Sometimes I hear from wives whose husbands have cheated more than once. That’s bad enough. But sometimes he cheats with the same woman multiple times. I recently heard from a wife who said in part, “I was beyond devastated when I first found out about my husband’s affair. I knew the woman he was cheating with so that made it especially hard. But we stayed there and tried to do everything possible to save the marriage. He insisted that the other woman meant nothing to him and I thought we had made up. Fast forward eight months later. I found out that he immediately got back with the same woman and started seeing her again. I told my husband that he must obviously love this woman because he can’t seem to let her go. He insists he doesn’t and says his feelings for her are “complicated” but not love. He says that love is what he feels for me. I’m beside myself. How can he cheat on this woman twice (and probably still not let her go) and then claim he doesn’t love her? Because as silly as this sounds, I could handle cheating better if I believed he didn’t love her. But how can I believe this?” I will explore this further in the next article.
Many wives share the opinion of this one. Countless wives have confided to me that their husband being in love with the other woman is their greatest fear. Yes, physical cheating hurts, but emotional cheating is almost unbearable. Is it possible for a husband to cheat multiple times with the same woman and not love her? I believe it is sometimes and I will tell you why I feel that way.
Why is it sometimes possible for a man to cheat with the same woman several times and not love her: Before I start sharing my opinion, I have to tell you that I have no way of knowing how the husband really feels in this scenario. I don’t know this couple or the other woman involved. He may or may not have emotional feelings.
With that said, I do sometimes interact with men in this situation on my blog. I have also done a lot of research on this topic. I believe some men cheat because of how the other woman makes them feel, not because of how he feels about her. He often responds to the reward he receives. And that gain could be that she makes him feel attractive, accomplished, powerful, or confident, etc. In other words, if she can deal with the insecurities he’s struggling with for him and provide him with some relief, then often his “feelings” for her stem from the way she makes him feel better. good for yourself. In fact, if you ask that same man what he finds so attractive, irresistible, or appealing about the other woman, he usually won’t list or name considerations that have anything to do with her. He will often not tell you that she is a nice or good person that he admires.

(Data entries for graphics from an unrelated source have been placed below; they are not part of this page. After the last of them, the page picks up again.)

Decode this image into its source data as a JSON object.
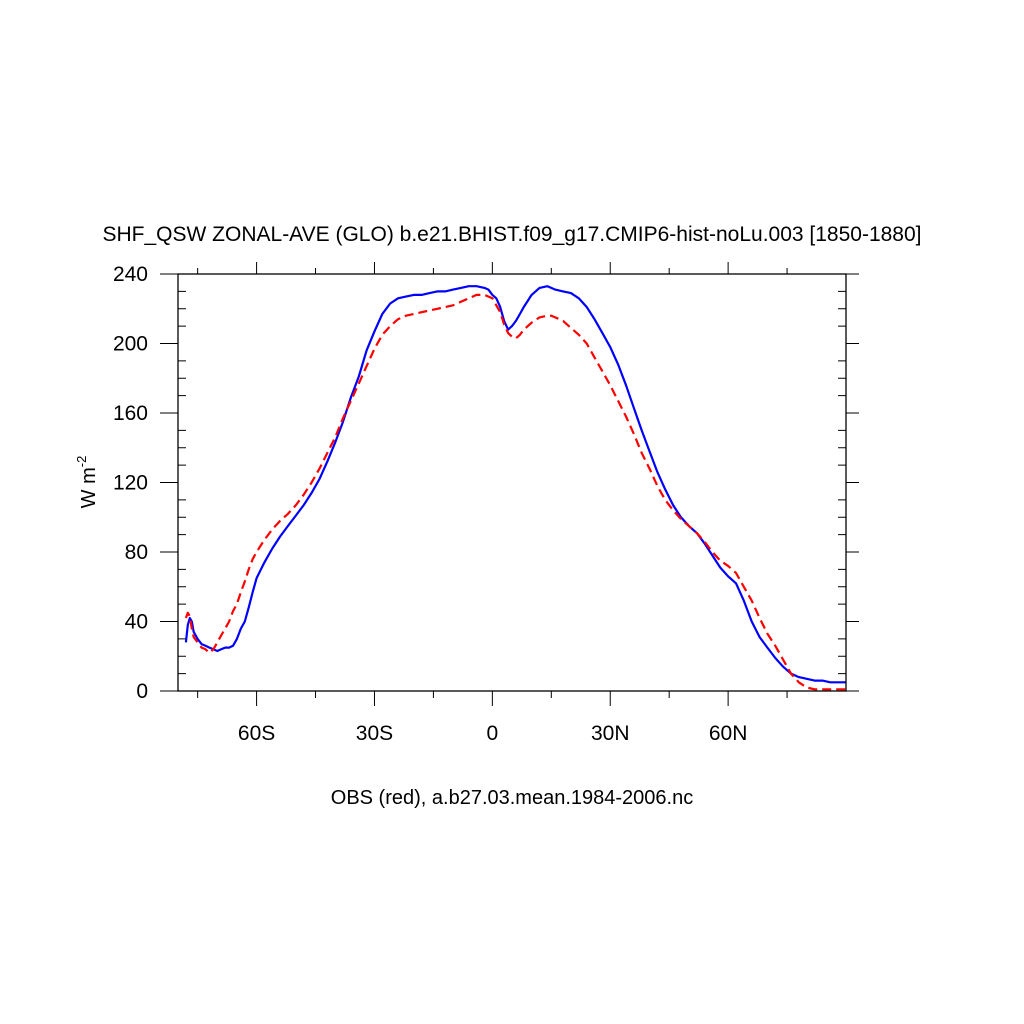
{
  "chart_data": {
    "type": "line",
    "title": "SHF_QSW ZONAL-AVE (GLO) b.e21.BHIST.f09_g17.CMIP6-hist-noLu.003 [1850-1880]",
    "subtitle": "OBS (red), a.b27.03.mean.1984-2006.nc",
    "ylabel": "W m",
    "ylabel_sup": "-2",
    "xlim": [
      -80,
      90
    ],
    "ylim": [
      0,
      240
    ],
    "x_ticks": [
      {
        "value": -60,
        "label": "60S"
      },
      {
        "value": -30,
        "label": "30S"
      },
      {
        "value": 0,
        "label": "0"
      },
      {
        "value": 30,
        "label": "30N"
      },
      {
        "value": 60,
        "label": "60N"
      }
    ],
    "y_ticks": [
      {
        "value": 0,
        "label": "0"
      },
      {
        "value": 40,
        "label": "40"
      },
      {
        "value": 80,
        "label": "80"
      },
      {
        "value": 120,
        "label": "120"
      },
      {
        "value": 160,
        "label": "160"
      },
      {
        "value": 200,
        "label": "200"
      },
      {
        "value": 240,
        "label": "240"
      }
    ],
    "grid": false,
    "series": [
      {
        "color": "#0000ff",
        "dash": "solid",
        "x": [
          -78,
          -77.5,
          -77,
          -76.5,
          -76,
          -75,
          -74,
          -73,
          -72,
          -71,
          -70,
          -69,
          -68,
          -67,
          -66,
          -65,
          -64,
          -63,
          -62,
          -61,
          -60,
          -58,
          -56,
          -54,
          -52,
          -50,
          -48,
          -46,
          -44,
          -42,
          -40,
          -38,
          -36,
          -34,
          -32,
          -30,
          -28,
          -26,
          -24,
          -22,
          -20,
          -18,
          -16,
          -14,
          -12,
          -10,
          -8,
          -6,
          -4,
          -2,
          -1,
          0,
          1,
          2,
          3,
          4,
          5,
          6,
          7,
          8,
          10,
          12,
          14,
          15,
          16,
          18,
          20,
          22,
          24,
          26,
          28,
          30,
          32,
          34,
          36,
          38,
          40,
          42,
          44,
          46,
          48,
          50,
          52,
          54,
          56,
          58,
          60,
          62,
          64,
          66,
          68,
          70,
          72,
          74,
          76,
          78,
          80,
          82,
          84,
          86,
          88,
          90
        ],
        "y": [
          28,
          38,
          42,
          40,
          34,
          30,
          27,
          26,
          25,
          24,
          23,
          24,
          25,
          25,
          26,
          30,
          36,
          40,
          48,
          57,
          65,
          74,
          82,
          89,
          95,
          101,
          107,
          114,
          122,
          132,
          143,
          155,
          169,
          181,
          196,
          207,
          217,
          223,
          226,
          227,
          228,
          228,
          229,
          230,
          230,
          231,
          232,
          233,
          233,
          232,
          231,
          228,
          226,
          221,
          213,
          208,
          210,
          213,
          217,
          221,
          228,
          232,
          233,
          232,
          231,
          230,
          229,
          226,
          221,
          214,
          206,
          198,
          188,
          176,
          163,
          150,
          138,
          126,
          116,
          107,
          100,
          95,
          91,
          85,
          78,
          71,
          66,
          62,
          52,
          40,
          31,
          25,
          19,
          14,
          10,
          8,
          7,
          6,
          6,
          5,
          5,
          5
        ]
      },
      {
        "color": "#ff0000",
        "dash": "dashed",
        "x": [
          -78,
          -77.5,
          -77,
          -76.5,
          -76,
          -75,
          -74,
          -73,
          -72,
          -71,
          -70,
          -69,
          -68,
          -67,
          -66,
          -65,
          -64,
          -63,
          -62,
          -61,
          -60,
          -58,
          -56,
          -54,
          -52,
          -50,
          -48,
          -46,
          -44,
          -42,
          -40,
          -38,
          -36,
          -34,
          -32,
          -30,
          -28,
          -26,
          -24,
          -22,
          -20,
          -18,
          -16,
          -14,
          -12,
          -10,
          -8,
          -6,
          -4,
          -2,
          0,
          1,
          2,
          3,
          4,
          5,
          6,
          7,
          8,
          10,
          12,
          14,
          15,
          16,
          18,
          20,
          22,
          24,
          26,
          28,
          30,
          32,
          34,
          36,
          38,
          40,
          42,
          44,
          46,
          48,
          50,
          52,
          54,
          56,
          58,
          60,
          62,
          64,
          66,
          68,
          70,
          72,
          74,
          76,
          78,
          80,
          82,
          84,
          86,
          88,
          90
        ],
        "y": [
          42,
          45,
          43,
          36,
          31,
          28,
          25,
          24,
          22,
          24,
          28,
          32,
          36,
          40,
          46,
          50,
          57,
          63,
          70,
          76,
          80,
          87,
          93,
          98,
          102,
          107,
          113,
          120,
          128,
          137,
          146,
          157,
          167,
          177,
          187,
          197,
          205,
          210,
          214,
          216,
          217,
          218,
          219,
          220,
          221,
          222,
          224,
          226,
          228,
          228,
          226,
          222,
          218,
          211,
          206,
          204,
          203,
          205,
          208,
          212,
          215,
          216,
          216,
          215,
          213,
          209,
          205,
          200,
          192,
          184,
          176,
          167,
          158,
          148,
          137,
          128,
          118,
          110,
          104,
          99,
          95,
          91,
          86,
          80,
          75,
          72,
          68,
          60,
          52,
          42,
          33,
          26,
          18,
          10,
          5,
          2,
          1,
          1,
          1,
          1,
          1
        ]
      }
    ]
  }
}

The wife often assumes that he will talk about her appearance or other talents, but this is not always the case. What you’ll usually hear instead is something to the effect that she’s listening to him. She gets it. She doesn’t press him or question him. In other words, he feels some stress relief when he is with her. So he doesn’t necessarily come back again and again because of love for her as a person or partner. It can come back again and again out of self-love.
Understanding the most important issue: I totally understand that the fear that your husband might be in love with another woman is probably what’s driving you right now. But really the most important thing is that you still haven’t recovered to the point where he doesn’t repeat the same behavior. Because if he could successfully deal with what had brought him to her in the first place, he wouldn’t be as likely to come back again.
And sometimes this is his personal battle. You can support him in this, but you don’t have to fix it for him. You can strengthen your marriage and expose any individual issues, but he also needs to be willing to act on any vulnerability you find. So where does that leave the wife in this situation? Well, while I understood why she kept demanding answers about his love for this other woman, I didn’t think that continuing to ask the question really did her any good. Her husband would probably continue to deny any love, and frankly, in his own mind he might believe he was telling the truth.
The more important questions should be, is he willing to completely distance himself from this woman, work through all the issues that lead to the infidelity, and commit to his wife and his marriage? Because if he was able and willing to do that, and the marriage actually not only survived, but went from strength to strength, then at the end of the day, that other woman would really just be a footnote in this couple’s story. But by continuing to bring her up and demand answers about her, the wife was actually giving her more power and allowing her to re-enter.
The better thing to do is to try to remove her completely from the equation and make the marriage and restoration about the husband and wife and no one else.